A case of thalamic syndrome: somatosensory influences on visual orientation

  1. D Anastasopoulos,
  2. A M Bronstein
  1. MRC Human Movement and Balance Unit, Institute of Neurology, National Hospital for Neurology and Neurosurgery, Queen Square, London WC1N 3BG, UK
  1. Dr AM Bronstein, MRC Human Movement and Balance Unit, Institute of Neurology, National Hospital for Neurology and Neurosurgery, Queen Square, London WC1N 3BG, UK. Fax 0044 171 837 7281; emailDIZZYMRC{at}ION.UCL.AC.UK
  • Received 20 October 1998
  • Revised 7 April 1999
  • Accepted 13 April 1999

Abstract

The ability to set a straight line to the perceived gravitational vertical (subjective visual vertical, SVV) was investigated in a 21 year old woman with long standing left hemihypaesthesia due to a posterior thalamic infarct. The putative structures involved were the somatosensory and vestibular thalamus (VPL, VPM) and associative (pulvinar) thalamus.
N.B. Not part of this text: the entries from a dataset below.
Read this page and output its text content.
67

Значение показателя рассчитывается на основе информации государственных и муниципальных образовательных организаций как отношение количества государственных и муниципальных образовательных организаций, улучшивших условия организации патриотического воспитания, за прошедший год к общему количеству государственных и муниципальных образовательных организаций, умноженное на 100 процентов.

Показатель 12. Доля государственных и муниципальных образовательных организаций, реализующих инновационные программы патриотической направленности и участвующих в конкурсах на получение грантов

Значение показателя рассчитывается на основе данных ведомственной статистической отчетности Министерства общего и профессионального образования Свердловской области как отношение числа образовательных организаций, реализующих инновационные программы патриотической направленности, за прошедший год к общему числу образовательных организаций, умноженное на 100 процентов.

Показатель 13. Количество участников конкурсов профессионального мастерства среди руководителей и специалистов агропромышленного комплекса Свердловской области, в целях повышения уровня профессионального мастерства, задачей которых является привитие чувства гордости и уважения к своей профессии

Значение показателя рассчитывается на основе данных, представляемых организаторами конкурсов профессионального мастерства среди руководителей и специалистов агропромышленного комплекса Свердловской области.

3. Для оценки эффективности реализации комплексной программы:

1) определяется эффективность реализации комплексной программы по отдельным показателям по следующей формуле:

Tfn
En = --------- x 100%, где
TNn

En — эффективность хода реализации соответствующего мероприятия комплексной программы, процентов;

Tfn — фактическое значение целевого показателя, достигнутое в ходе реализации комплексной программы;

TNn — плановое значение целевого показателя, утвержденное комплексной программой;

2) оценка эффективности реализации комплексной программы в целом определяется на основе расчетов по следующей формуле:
The SVV was normal when seated upright. When lying on her right side, line settings deviated about 17° to the right, which is the normal A-effect. When lying on the hypaesthetic side the mean SVV remained close to true vertical—that is, the A-effect was absent, and there was a large increase in variability of the SVV settings. The findings support the view that the body tilt-induced bias of the SVV (A-effect) is largely mediated by somatosensory afferents. The finding that the A-effect was absent only when lying on the hypaesthetic side suggests that, during body tilt, the somatosensory system participates in visuogravitational orientation.